I think bad media reporting is responsible to some extent.
So, let’s say, scientists do a study that finds that eating bacon gives you an increased risk of getting bowel cancer. The study will say that frequent consumption of bacon raises the risk from 2% for the 60-85 year old population to 5%.
However, the media will not report that. The media will report EATING BACON INCREASES RISK OF BOWEL CANCER. The finer details of this will only be at the end of the article. This is because they want to sell newspapers or get clicks, and alarmist headlines are a way to achieve that.
Then, two months later, a different group of scientists release a study. They say that bacon is unlikely to be a factor on its own and that other lifestyle choices contribute and that restrained consumption of bacon is probably fine for most people.
The media will not report that. The media will report SCIENTISTS NOW SAY EATING BACON IS NOT CANCER RISK.’ The subtle details of this will only be at the end of the article.
Most people probably won’t bother to read the full article, and even if they did, being normal people with busy lives they probably won’t remember the specific details of the first article. They won’t remember that this was two distinct group of scientists. What they will go away with is the impression that scientists are frequently wrong, change their minds as often as the wind changes and that you can’t trust scientists.

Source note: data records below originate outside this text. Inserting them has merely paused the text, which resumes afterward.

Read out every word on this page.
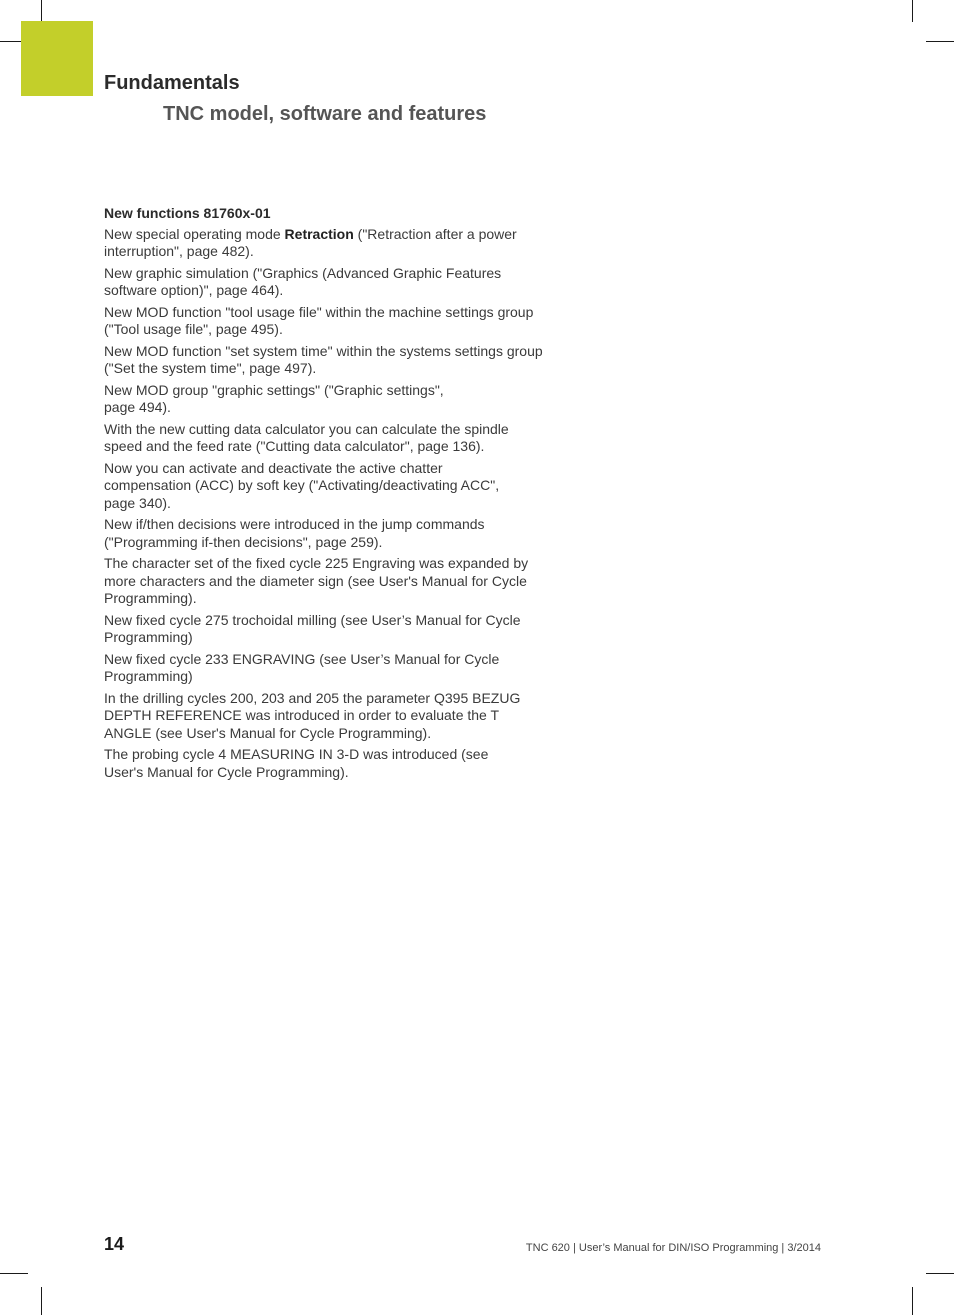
Fundamentals
TNC model, software and features
New functions 81760x-01

New special operating mode Retraction ("Retraction after a power interruption", page 482).

New graphic simulation ("Graphics (Advanced Graphic Features software option)", page 464).

New MOD function "tool usage file" within the machine settings group ("Tool usage file", page 495).

New MOD function "set system time" within the systems settings group ("Set the system time", page 497).

New MOD group "graphic settings" ("Graphic settings", page 494).

With the new cutting data calculator you can calculate the spindle speed and the feed rate ("Cutting data calculator", page 136).

Now you can activate and deactivate the active chatter compensation (ACC) by soft key ("Activating/deactivating ACC", page 340).

New if/then decisions were introduced in the jump commands ("Programming if-then decisions", page 259).

The character set of the fixed cycle 225 Engraving was expanded by more characters and the diameter sign (see User's Manual for Cycle Programming).

New fixed cycle 275 trochoidal milling (see User’s Manual for Cycle Programming)

New fixed cycle 233 ENGRAVING (see User’s Manual for Cycle Programming)

In the drilling cycles 200, 203 and 205 the parameter Q395 BEZUG DEPTH REFERENCE was introduced in order to evaluate the T ANGLE (see User's Manual for Cycle Programming).

The probing cycle 4 MEASURING IN 3-D was introduced (see User's Manual for Cycle Programming).

14	TNC 620 | User’s Manual for DIN/ISO Programming | 3/2014
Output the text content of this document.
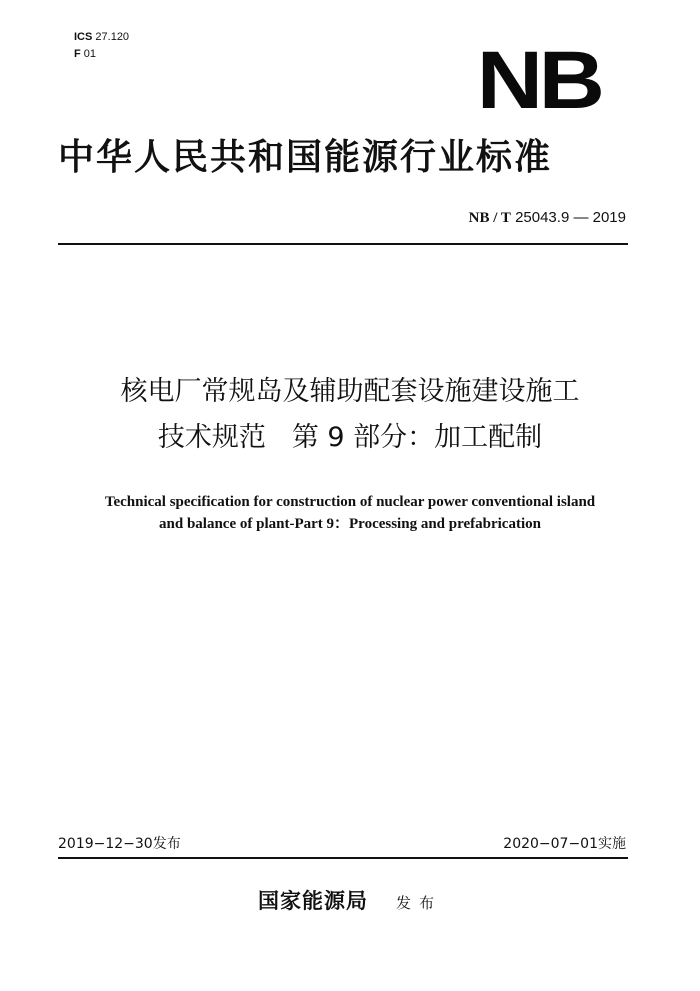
ICS 27.120
F 01	NB
中华人民共和国能源行业标准
NB / T 25043.9 — 2019
核电厂常规岛及辅助配套设施建设施工
技术规范 第 9 部分：加工配制
Technical specification for construction of nuclear power conventional island
and balance of plant-Part 9：Processing and prefabrication
2019−12−30发布	2020−07−01实施
国家能源局 发布
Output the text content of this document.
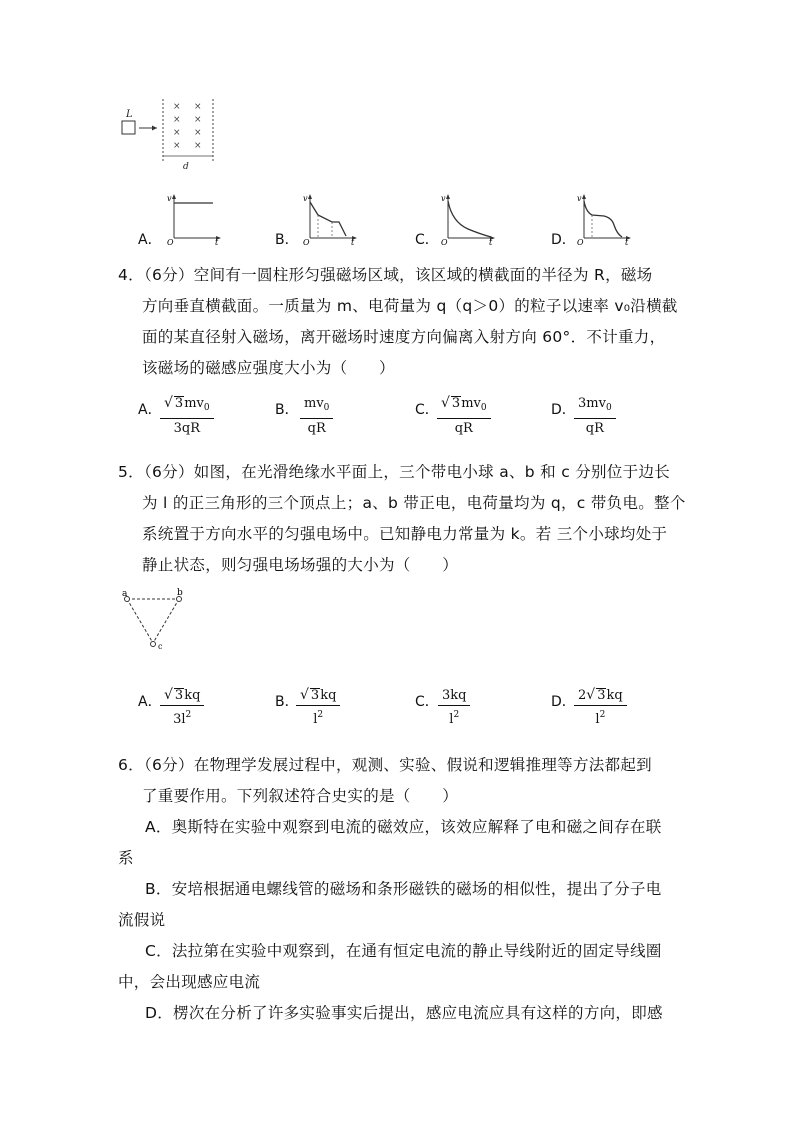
L
× ×
× ×
× ×
× ×
d
A．
v
O	t	B．
v
O	t	C．
v
O	t	D．
v
O	t
4．（6分）空间有一圆柱形匀强磁场区域，该区域的横截面的半径为 R，磁场
方向垂直横截面。一质量为 m、电荷量为 q（q＞0）的粒子以速率 v₀沿横截
面的某直径射入磁场，离开磁场时速度方向偏离入射方向 60°．不计重力，
该磁场的磁感应强度大小为（　　）
A．
$\frac{√ 3mv_0}{3qR}$	B． $\frac{mv_0}{qR}$	C．
$\frac{√ 3mv_0}{qR}$	D．
$\frac{3mv_0}{qR}$
5．（6分）如图，在光滑绝缘水平面上，三个带电小球 a、b 和 c 分别位于边长
为 l 的正三角形的三个顶点上；a、b 带正电，电荷量均为 q，c 带负电。整个
系统置于方向水平的匀强电场中。已知静电力常量为 k。若 三个小球均处于
静止状态，则匀强电场场强的大小为（　　）
a	b
c
A．
$\frac{√ 3kq}{3l^2}$	B．
$\frac{√ 3kq}{l^2}$	C． $\frac{3kq}{l^2}$	D．
$\frac{2√ 3kq}{l^2}$
6．（6分）在物理学发展过程中，观测、实验、假说和逻辑推理等方法都起到
了重要作用。下列叙述符合史实的是（　　）
A．奥斯特在实验中观察到电流的磁效应，该效应解释了电和磁之间存在联
系
B．安培根据通电螺线管的磁场和条形磁铁的磁场的相似性，提出了分子电
流假说
C．法拉第在实验中观察到，在通有恒定电流的静止导线附近的固定导线圈
中，会出现感应电流
D．楞次在分析了许多实验事实后提出，感应电流应具有这样的方向，即感
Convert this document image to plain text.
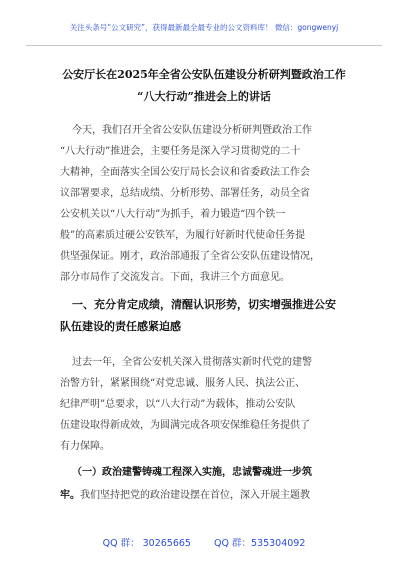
关注头条号“公文研究”，获得最新最全最专业的公文资料库！ 微信：gongwenyj
公安厅长在2025年全省公安队伍建设分析研判暨政治工作
“八大行动”推进会上的讲话
今天，我们召开全省公安队伍建设分析研判暨政治工作
“八大行动”推进会，主要任务是深入学习贯彻党的二十
大精神，全面落实全国公安厅局长会议和省委政法工作会
议部署要求，总结成绩、分析形势、部署任务，动员全省
公安机关以“八大行动”为抓手，着力锻造“四个铁一
般”的高素质过硬公安铁军，为履行好新时代使命任务提
供坚强保证。刚才，政治部通报了全省公安队伍建设情况，
部分市局作了交流发言。下面，我讲三个方面意见。
一、充分肯定成绩，清醒认识形势，切实增强推进公安
队伍建设的责任感紧迫感
过去一年，全省公安机关深入贯彻落实新时代党的建警
治警方针，紧紧围绕“对党忠诚、服务人民、执法公正、
纪律严明”总要求，以“八大行动”为载体，推动公安队
伍建设取得新成效，为圆满完成各项安保维稳任务提供了
有力保障。
（一）政治建警铸魂工程深入实施，忠诚警魂进一步筑
牢。我们坚持把党的政治建设摆在首位，深入开展主题教
QQ 群： 30265665 QQ 群：535304092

When you add to the mix that newspapers will sometimes print what are effectively adverts disguised as articles for various ‘health professionals’ making claims that they have no authority to make. This muddies the waters and leads to distrust of scientists altogether.
Hard to say without an example, but I suspect we were never not in the age where people question “basic scientific facts.”
Today they’re more likely to get into visible public arguments and ridiculed, though, in my estimation. Larger population and vastly more connectivity between them.
Here’s what I think happened:
Science is a search for truth, not a body of knowledge. Scientists have always known that, but the general population has traditionally thought that “science” meant “the truth, according to scientists.” So scientists are very accustomed to new data replacing old data, and having better information than the data we had in the past. That’s part of the search for truth. But now, with the internet, the general population sees new data replace old data, and they perceive that as, “Jeez, Science was wrong, AGAIN.” And every time they see the scientific method gather better information, they don’t see it as science improving itself; they see it as science being incompetent and no knowing what it’s doing. So they feel like whatever data science has today, they shouldn’t trust it. And over time, they decide not to trust science as a whole.